Webroot - Malicious autorun scripts on USBs
-
Now reinstalling Windows....fun
-
Avast blocks the thing, just tested it.
-
Sounds like a good candidate for our non-profit security test center!
-
So the malware was called by an autorun.inf, or you clicked on something on the pen drive?
-
Triggered before I touched any files.
FYI Webroot replied to my ticket within 15 minutes requesting a time when one of their engineers could contact me. Fast reply.
@Reid-Cooper said in Webroot - Malicious autorun scripts on USBs:
Sounds like a good candidate for our non-profit security test center!
No one would donate or fund it. Its not sexy enough to get donations.
-
@Breffni-Potter said in Webroot - Malicious autorun scripts on USBs:
Triggered before I touched any files.
FYI Webroot replied to my ticket within 15 minutes requesting a time when one of their engineers could contact me. Fast reply.
@Reid-Cooper said in Webroot - Malicious autorun scripts on USBs:
Sounds like a good candidate for our non-profit security test center!
No one would donate or fund it. Its not sexy enough to get donations.

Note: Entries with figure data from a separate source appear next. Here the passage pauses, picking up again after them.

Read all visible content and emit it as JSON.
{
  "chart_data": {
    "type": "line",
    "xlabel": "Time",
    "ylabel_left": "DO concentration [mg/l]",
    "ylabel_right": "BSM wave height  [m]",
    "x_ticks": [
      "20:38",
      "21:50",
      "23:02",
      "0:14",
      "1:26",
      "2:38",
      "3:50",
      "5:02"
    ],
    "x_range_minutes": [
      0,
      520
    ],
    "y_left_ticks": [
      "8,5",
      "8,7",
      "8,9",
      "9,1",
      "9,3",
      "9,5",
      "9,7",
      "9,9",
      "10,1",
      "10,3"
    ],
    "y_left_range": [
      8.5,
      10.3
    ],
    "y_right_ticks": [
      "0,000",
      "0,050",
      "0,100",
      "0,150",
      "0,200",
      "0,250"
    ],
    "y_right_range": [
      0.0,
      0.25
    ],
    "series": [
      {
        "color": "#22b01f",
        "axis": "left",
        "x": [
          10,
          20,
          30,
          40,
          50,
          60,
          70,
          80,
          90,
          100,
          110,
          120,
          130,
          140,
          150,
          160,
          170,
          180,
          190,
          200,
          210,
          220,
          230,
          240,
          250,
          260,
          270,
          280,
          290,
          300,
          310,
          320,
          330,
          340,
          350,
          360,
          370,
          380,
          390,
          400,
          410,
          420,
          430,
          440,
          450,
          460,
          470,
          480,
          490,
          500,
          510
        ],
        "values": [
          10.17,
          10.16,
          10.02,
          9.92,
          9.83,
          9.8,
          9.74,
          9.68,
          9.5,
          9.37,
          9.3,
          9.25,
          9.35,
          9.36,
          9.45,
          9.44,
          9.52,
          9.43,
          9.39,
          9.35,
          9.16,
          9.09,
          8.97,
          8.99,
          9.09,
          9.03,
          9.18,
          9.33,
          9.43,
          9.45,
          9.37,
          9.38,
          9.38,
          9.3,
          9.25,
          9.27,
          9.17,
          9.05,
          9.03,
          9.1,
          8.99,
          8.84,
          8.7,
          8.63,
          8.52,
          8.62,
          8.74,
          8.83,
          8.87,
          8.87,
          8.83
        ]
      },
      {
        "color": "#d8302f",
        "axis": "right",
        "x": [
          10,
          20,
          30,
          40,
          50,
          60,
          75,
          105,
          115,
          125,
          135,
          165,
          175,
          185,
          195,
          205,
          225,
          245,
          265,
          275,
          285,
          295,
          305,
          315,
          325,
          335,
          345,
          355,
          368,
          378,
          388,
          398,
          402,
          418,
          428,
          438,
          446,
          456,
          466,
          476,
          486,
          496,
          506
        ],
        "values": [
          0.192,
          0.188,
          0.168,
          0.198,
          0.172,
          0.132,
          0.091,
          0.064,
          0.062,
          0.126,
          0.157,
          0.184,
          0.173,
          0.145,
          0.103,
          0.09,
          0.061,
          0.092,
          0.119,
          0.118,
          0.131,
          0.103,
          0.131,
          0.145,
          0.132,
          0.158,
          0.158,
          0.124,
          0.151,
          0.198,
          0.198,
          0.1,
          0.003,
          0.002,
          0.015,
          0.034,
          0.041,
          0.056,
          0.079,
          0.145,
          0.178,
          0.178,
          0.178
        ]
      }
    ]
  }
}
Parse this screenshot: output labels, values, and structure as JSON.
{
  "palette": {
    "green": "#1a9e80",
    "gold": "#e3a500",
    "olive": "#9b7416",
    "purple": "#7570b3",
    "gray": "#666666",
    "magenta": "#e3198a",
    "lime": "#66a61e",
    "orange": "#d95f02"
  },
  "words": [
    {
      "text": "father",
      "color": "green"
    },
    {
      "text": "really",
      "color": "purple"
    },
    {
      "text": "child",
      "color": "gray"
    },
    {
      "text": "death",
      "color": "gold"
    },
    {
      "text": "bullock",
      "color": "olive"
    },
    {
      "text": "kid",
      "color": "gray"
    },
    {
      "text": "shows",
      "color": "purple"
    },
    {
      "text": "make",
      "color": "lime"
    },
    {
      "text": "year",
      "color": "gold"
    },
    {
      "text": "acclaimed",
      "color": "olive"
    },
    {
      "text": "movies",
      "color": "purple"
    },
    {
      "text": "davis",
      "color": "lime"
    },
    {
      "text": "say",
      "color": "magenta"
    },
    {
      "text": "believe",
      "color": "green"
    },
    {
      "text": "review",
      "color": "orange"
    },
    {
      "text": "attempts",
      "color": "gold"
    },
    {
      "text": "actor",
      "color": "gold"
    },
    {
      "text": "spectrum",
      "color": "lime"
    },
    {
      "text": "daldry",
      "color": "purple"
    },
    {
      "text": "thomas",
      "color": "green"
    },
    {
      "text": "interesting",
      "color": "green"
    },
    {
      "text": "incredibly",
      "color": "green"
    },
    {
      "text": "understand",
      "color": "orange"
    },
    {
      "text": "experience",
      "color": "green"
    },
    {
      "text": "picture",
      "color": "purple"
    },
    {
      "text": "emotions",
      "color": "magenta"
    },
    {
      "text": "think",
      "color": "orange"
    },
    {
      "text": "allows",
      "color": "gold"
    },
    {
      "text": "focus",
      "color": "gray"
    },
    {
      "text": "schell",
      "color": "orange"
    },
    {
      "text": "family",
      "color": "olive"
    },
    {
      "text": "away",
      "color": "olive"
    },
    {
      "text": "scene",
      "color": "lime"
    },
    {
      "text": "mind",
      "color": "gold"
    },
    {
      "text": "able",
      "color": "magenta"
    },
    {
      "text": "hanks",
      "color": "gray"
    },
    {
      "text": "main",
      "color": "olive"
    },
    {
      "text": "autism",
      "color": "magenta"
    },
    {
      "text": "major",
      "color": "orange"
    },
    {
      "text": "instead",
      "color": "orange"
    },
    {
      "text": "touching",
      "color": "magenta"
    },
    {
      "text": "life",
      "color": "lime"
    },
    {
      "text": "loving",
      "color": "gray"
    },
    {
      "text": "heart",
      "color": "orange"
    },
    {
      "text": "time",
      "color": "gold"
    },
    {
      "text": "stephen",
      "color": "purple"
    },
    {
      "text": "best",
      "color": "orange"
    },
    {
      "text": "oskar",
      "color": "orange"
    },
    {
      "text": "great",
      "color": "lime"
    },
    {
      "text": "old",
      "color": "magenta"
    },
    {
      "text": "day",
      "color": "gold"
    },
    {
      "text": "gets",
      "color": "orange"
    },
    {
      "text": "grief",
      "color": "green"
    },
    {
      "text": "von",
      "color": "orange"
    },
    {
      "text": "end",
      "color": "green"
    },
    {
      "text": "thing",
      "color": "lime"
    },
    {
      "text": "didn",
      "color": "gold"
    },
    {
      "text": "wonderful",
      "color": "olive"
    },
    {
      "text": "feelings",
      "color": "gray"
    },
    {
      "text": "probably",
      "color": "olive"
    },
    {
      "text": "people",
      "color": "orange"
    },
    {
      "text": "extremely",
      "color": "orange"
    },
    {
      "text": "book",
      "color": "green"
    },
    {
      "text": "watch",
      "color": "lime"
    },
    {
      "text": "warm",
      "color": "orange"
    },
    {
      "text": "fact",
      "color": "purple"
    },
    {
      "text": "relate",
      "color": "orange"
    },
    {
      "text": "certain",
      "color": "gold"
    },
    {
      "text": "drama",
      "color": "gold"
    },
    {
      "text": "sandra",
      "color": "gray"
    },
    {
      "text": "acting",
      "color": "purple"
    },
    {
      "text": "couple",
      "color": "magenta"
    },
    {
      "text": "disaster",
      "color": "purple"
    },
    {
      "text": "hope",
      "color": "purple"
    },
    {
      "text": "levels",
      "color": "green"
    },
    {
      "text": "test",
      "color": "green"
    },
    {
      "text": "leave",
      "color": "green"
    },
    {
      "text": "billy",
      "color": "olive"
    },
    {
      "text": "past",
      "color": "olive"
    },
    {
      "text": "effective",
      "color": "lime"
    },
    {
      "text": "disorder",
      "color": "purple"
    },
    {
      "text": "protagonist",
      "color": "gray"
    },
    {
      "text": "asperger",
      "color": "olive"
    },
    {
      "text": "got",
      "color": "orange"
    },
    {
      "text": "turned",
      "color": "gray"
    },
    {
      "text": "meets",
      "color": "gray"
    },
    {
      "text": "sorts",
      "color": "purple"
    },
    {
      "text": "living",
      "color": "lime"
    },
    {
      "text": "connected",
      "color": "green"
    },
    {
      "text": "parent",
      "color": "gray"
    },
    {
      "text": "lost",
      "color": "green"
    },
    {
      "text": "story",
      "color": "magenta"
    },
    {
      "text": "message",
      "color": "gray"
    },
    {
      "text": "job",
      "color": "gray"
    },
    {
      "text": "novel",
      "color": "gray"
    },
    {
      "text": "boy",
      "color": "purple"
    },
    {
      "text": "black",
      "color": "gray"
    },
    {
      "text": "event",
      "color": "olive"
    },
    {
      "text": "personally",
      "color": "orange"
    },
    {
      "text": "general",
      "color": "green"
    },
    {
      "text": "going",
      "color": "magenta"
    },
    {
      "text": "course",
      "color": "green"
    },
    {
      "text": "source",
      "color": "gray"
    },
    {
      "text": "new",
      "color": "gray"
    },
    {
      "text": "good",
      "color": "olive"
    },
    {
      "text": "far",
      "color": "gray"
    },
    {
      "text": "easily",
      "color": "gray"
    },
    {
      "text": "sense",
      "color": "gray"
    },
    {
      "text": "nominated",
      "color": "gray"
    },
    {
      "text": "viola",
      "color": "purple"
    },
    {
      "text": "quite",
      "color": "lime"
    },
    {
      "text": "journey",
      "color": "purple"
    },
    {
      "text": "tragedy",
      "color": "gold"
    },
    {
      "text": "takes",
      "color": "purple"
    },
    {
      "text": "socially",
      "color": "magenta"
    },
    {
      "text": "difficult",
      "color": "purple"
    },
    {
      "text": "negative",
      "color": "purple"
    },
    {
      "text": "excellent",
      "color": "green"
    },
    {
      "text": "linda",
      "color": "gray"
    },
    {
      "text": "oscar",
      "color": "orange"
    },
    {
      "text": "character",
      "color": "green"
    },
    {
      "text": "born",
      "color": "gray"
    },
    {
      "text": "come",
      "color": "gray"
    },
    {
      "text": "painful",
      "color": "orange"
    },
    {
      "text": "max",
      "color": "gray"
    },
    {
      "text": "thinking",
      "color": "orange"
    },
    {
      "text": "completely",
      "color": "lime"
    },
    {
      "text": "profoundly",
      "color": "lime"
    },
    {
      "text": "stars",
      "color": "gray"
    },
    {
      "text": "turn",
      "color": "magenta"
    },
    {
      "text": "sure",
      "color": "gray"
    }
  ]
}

If I had the time to do it, I would definitely do it. Time is in short supply these days.
-
@Breffni-Potter said in Webroot - Malicious autorun scripts on USBs:
Triggered before I touched any files.
Perhaps showing my ignorance here, but is autorun still a thing? I somehow thought it was disabled in Windows since about XP?
-
@Carnival-Boy said in Webroot - Malicious autorun scripts on USBs:
@Breffni-Potter said in Webroot - Malicious autorun scripts on USBs:
Triggered before I touched any files.
Perhaps showing my ignorance here, but is autorun still a thing? I somehow thought it was disabled in Windows since about XP?
LOL, sadly, still a thing.
-
@Carnival-Boy Nope. Still present in every version of Windows since XP. In 7 it asked what action you would like to take for removable media and a default was often, open file explorer.
In Windows 10, it is still alive and kicking but I thought I had it disabled.
-
Opening file explorer is ok though, isn't it? It's executing autorun.inf that's the problem.
-
From Wikipedia:
"Autorun.inf has been used to execute a malicious program automatically, without the user knowing. This functionality was removed in Windows 7 and a patch for Windows XP and Vista was released on August 25, 2009 and included in Microsoft Automatic Updates on February 8, 2011"What am I missing here?
-
@Carnival-Boy said in Webroot - Malicious autorun scripts on USBs:
From Wikipedia:
"Autorun.inf has been used to execute a malicious program automatically, without the user knowing. This functionality was removed in Windows 7 and a patch for Windows XP and Vista was released on August 25, 2009 and included in Microsoft Automatic Updates on February 8, 2011"What am I missing here?
It is still there, but not by default anymore. Even Windows 10 lets you choose to allow autorun but on a per media basis.
-
@Carnival-Boy said in Webroot - Malicious autorun scripts on USBs:
From Wikipedia:
"Autorun.inf has been used to execute a malicious program automatically, without the user knowing. This functionality was removed in Windows 7 and a patch for Windows XP and Vista was released on August 25, 2009 and included in Microsoft Automatic Updates on February 8, 2011"What am I missing here?
This was the default functionality. Whenever you inserted a USB or CD it would search for the autorun.inf file and do whatever it said. Now it asks if you want to run it or do something else.
-
@coliver said in Webroot - Malicious autorun scripts on USBs:
Now it asks if you want to run it or do something else.
Exactly. That's my point. It doesn't autorun, it asks you what you want to do.
-
@Carnival-Boy said in Webroot - Malicious autorun scripts on USBs:
@coliver said in Webroot - Malicious autorun scripts on USBs:
Now it asks if you want to run it or do something else.
Exactly. That's my point. It doesn't autorun, it asks you what you want to do.
It does not automatically launch the autorun.inf, true. But to say the functionality is removed is incorrect. autorun.inf is still perfectly valid and lots of stupid people still click through.
-
And a lot of people set it to "always do" something bad, then it doesn't ask again.